It would be really nice to find a way to model an individual’s usage versus efficiency as Dean outlines in Basketball on Paper, but it isn’t very easy to do. In Eli’s post linked to above, Eli illustrates a nifty way of estimating the effect of individual player usage on a lineup’s efficiency. Eli used data from roughly half of the 2007-2008 season, so I wanted to know what results we get when using the data in the spreadsheet above with data from most of the games from the 2008-2009 season.

See Eli’s post for all of the details, but essentially the actual efficiency – expected efficiency is our response and the sum of player’s usg%’s – 1 is the predictor. For example, a team with an actual efficiency of 110 and expected efficiency of 100 with a total of 1.05 usg% would have 10 as the response and 0.05 as the predictor. The idea is that if there is an an effect of usage on efficiency then we expect to find a positive coefficient for our predictor.

Fitting a model to this data set estimates this coefficient to be 10.9 with a standard error of 2.9 giving us a 95% confidence interval of (5.2, 16.6) and a p-value < 0.01 when testing if this coefficient is zero. Eli’s estimate was approximately 25 with a standard error of around 9 with a 95% confidence interval of (7.4, 42.6).

My estimate suggests that each 0.01 increase in total usg% increases our efficiency expectation by 0.11 points per hundred possessions. This estimated effect is smaller than Eli’s. His suggests a 0.04 difference changes expectations by one point per hundred possessions, where as mine suggests we would need a 0.09 difference to see the same effect. The 95% confidence interval for the usg% difference needed to expect a one point per hundred possession change in efficiency is (0.06, 0.19).

The overall point is that I too find this effect, so hooray for reproducible research!

### The Next Step

The next step is to extract individual defensive efficiency ratings from the play-by-play. Once I have defensive ratings, the goal is to adjust the ratings for strength of teammates and opponents. I then plan to examine how these ratings predict future team efficiency ratings, similar to how I examined the predictive capabilities of basic efficiency models.

Oct 5 2009

## Is One Lineup Better Than Another?

One part of Wayne Winston’s new book Mathletics that I didn’t really like was the way he compared raw lineup data to determine if one lineup is better than another. After thinking about it more, I think the real reason I don’t like his method is because he compares the lineups’ net points per minute (pts/min).

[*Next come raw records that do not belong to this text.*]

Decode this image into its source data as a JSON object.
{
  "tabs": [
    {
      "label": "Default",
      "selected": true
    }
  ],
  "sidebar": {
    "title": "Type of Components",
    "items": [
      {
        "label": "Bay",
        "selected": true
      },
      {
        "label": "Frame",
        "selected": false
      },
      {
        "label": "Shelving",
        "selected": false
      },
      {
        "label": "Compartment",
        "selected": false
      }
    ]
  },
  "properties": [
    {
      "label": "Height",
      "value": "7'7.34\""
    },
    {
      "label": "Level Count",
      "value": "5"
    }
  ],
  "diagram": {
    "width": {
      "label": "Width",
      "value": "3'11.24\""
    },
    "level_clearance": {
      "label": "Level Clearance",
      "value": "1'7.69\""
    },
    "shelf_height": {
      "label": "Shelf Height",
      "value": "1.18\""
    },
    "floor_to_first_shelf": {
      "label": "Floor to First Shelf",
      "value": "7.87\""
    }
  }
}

I’m a big proponent of points per possession (pts/poss), so I wanted to look at how we could compare lineups using raw pts/poss data. I think it is important to put emphasis on raw, as we’re not trying to control for strength of opponent, home court advantage, etc. Although these things have a real impact on the way our data is generated, the goal is to maintain simplicity while still being useful, just like the method Wayne proposes in his book.

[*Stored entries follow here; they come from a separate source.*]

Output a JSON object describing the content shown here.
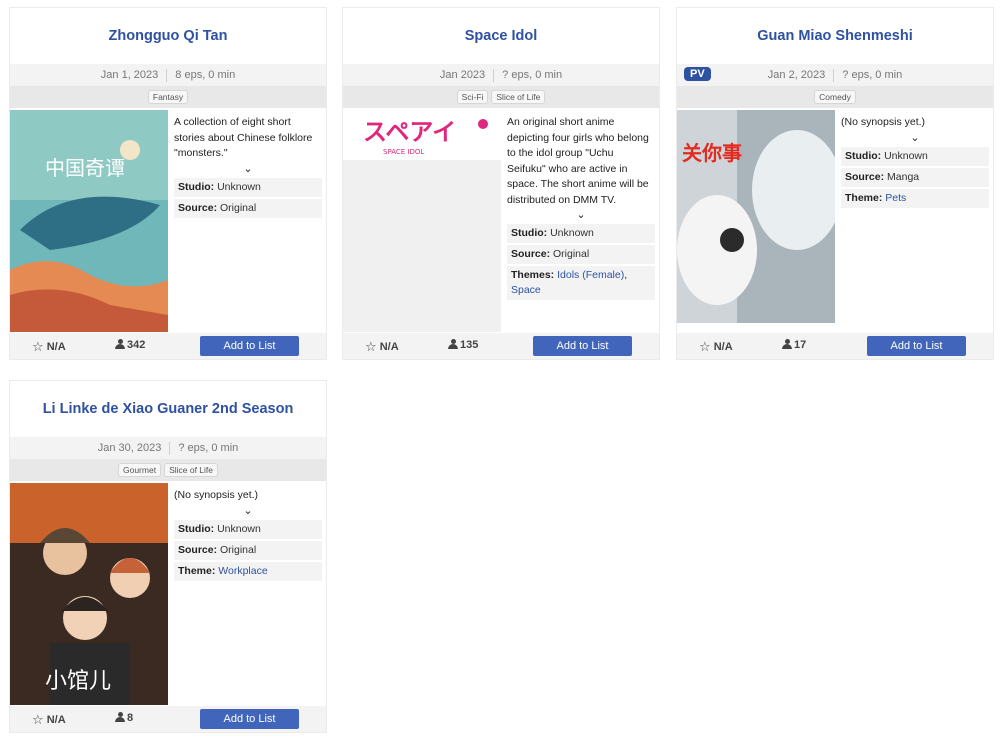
{
  "cards": [
    {
      "title": "Zhongguo Qi Tan",
      "date": "Jan 1, 2023",
      "eps": "8 eps, 0 min",
      "genres": [
        "Fantasy"
      ],
      "synopsis": "A collection of eight short stories about Chinese folklore \"monsters.\"",
      "studio_label": "Studio:",
      "studio": "Unknown",
      "source_label": "Source:",
      "source": "Original",
      "score": "N/A",
      "members": "342",
      "button": "Add to List",
      "colors": {
        "sky": "#5aa9b0",
        "whale": "#2f6f86",
        "ground": "#e58a52"
      }
    },
    {
      "title": "Space Idol",
      "date": "Jan 2023",
      "eps": "? eps, 0 min",
      "genres": [
        "Sci-Fi",
        "Slice of Life"
      ],
      "synopsis": "An original short anime depicting four girls who belong to the idol group \"Uchu Seifuku\" who are active in space. The short anime will be distributed on DMM TV.",
      "studio_label": "Studio:",
      "studio": "Unknown",
      "source_label": "Source:",
      "source": "Original",
      "themes_label": "Themes:",
      "theme1": "Idols (Female)",
      "theme2": "Space",
      "logo_text": "スペアイ",
      "logo_sub": "SPACE IDOL",
      "score": "N/A",
      "members": "135",
      "button": "Add to List",
      "colors": {
        "logo": "#e0267d"
      }
    },
    {
      "title": "Guan Miao Shenmeshi",
      "pv": "PV",
      "date": "Jan 2, 2023",
      "eps": "? eps, 0 min",
      "genres": [
        "Comedy"
      ],
      "synopsis": "(No synopsis yet.)",
      "studio_label": "Studio:",
      "studio": "Unknown",
      "source_label": "Source:",
      "source": "Manga",
      "theme_label": "Theme:",
      "theme": "Pets",
      "logo_text": "关你事",
      "score": "N/A",
      "members": "17",
      "button": "Add to List",
      "colors": {
        "logo": "#e32a20"
      }
    },
    {
      "title": "Li Linke de Xiao Guaner 2nd Season",
      "date": "Jan 30, 2023",
      "eps": "? eps, 0 min",
      "genres": [
        "Gourmet",
        "Slice of Life"
      ],
      "synopsis": "(No synopsis yet.)",
      "studio_label": "Studio:",
      "studio": "Unknown",
      "source_label": "Source:",
      "source": "Original",
      "theme_label": "Theme:",
      "theme": "Workplace",
      "logo_text": "小馆儿",
      "score": "N/A",
      "members": "8",
      "button": "Add to List",
      "colors": {
        "bg": "#3b2a22",
        "fire": "#c9622b"
      }
    }
  ]
}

Calculating the Difference Between Two Lineup’s Net Pts/Poss

As long as you have the data, comparing the difference between two lineups’ mean net pts/poss isn’t hard (I’m using hard here relatively, of course; for my mom, this would be really hard). That said, it helps to have something that makes the calculations easy. Therefore, I have created an R function compare_lineups() that you can find in compare_lineups.R.

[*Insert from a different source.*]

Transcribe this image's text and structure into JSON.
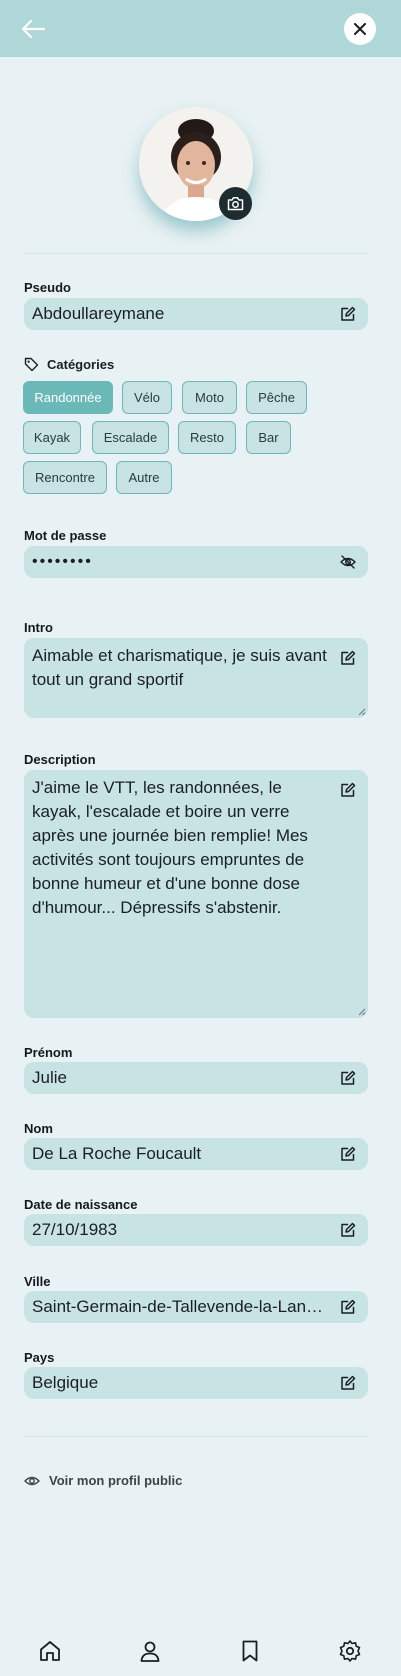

This function takes four arguments:

• l1.o: vector of points scored on each offensive possession by lineup #1
• l1.d: vector of points allowed on each defensive possession by lineup #1
• l2.o: vector of points scored on each offensive possession by lineup #2
• l2.d: vector of points allowed on each defensive possession by lineup #2

Using this data, the compare_lineups() function calculates and reports the following:

• The mean and standard error for the difference in the lineups’ mean net pts/poss
• A 95% confidence interval for this difference
• The z-score of the difference and estimated probability lineup #1’s mean net pts/poss is greater than lineup #2’s mean net pts/poss

This function also returns these statistics in the form of a list. This allows you to do cool stuff like graph the plausible values for the difference between each lineup’s mean net pts/poss.

Application to the Example From Mathletics

To illustrate his method, Wayne gives an example of how he compares lineups on page 225 of Mathletics. In his example, he compares two Cavs lineups from the 2006-2007 season. The end result of his method is that we estimate there to be a >99% chance that the superior lineup has a higher mean net pts/48 minutes than the inferior lineup.

With compare_lineups(), we can now compare the lineups’ mean net pts/poss. To do this, you’ll first need to load the code in compare_lineups.R. Once loaded, you can run the following command to compare the lineups:

res <- compare_lineups(c(rep(0,39+45),rep(1,2+5),rep(2,29+37),rep(3,2+5)), c(rep(0,52+42),rep(1,3+2),rep(2,31+26),rep(3,6+1)), c(rep(0,87+30),rep(1,15+4),rep(2,66+23),rep(3,9+2)), c(rep(0,29+80),rep(1,3+4),rep(2,18+70),rep(3,9+18)))

Running this code will produce the following output:

For Lineup 1 – Lineup 2:
–> Mean: 28.5
–> Std Err: 15.3
–> 95% CI: (-1.5, 58.5)
–> Z-score: 1.86
–> Pr(L1 > L2): 0.9686

This output shows us that the estimated difference between the lineups’ mean net pts/poss is 28.5 pts/100 poss with a standard error of 15.3 pts/100 poss. A 95% confidence interval for the mean difference is (-1.5, 58.5) pts/100 poss, which means we have 95% confidence that the true mean difference is somewhere in this interval.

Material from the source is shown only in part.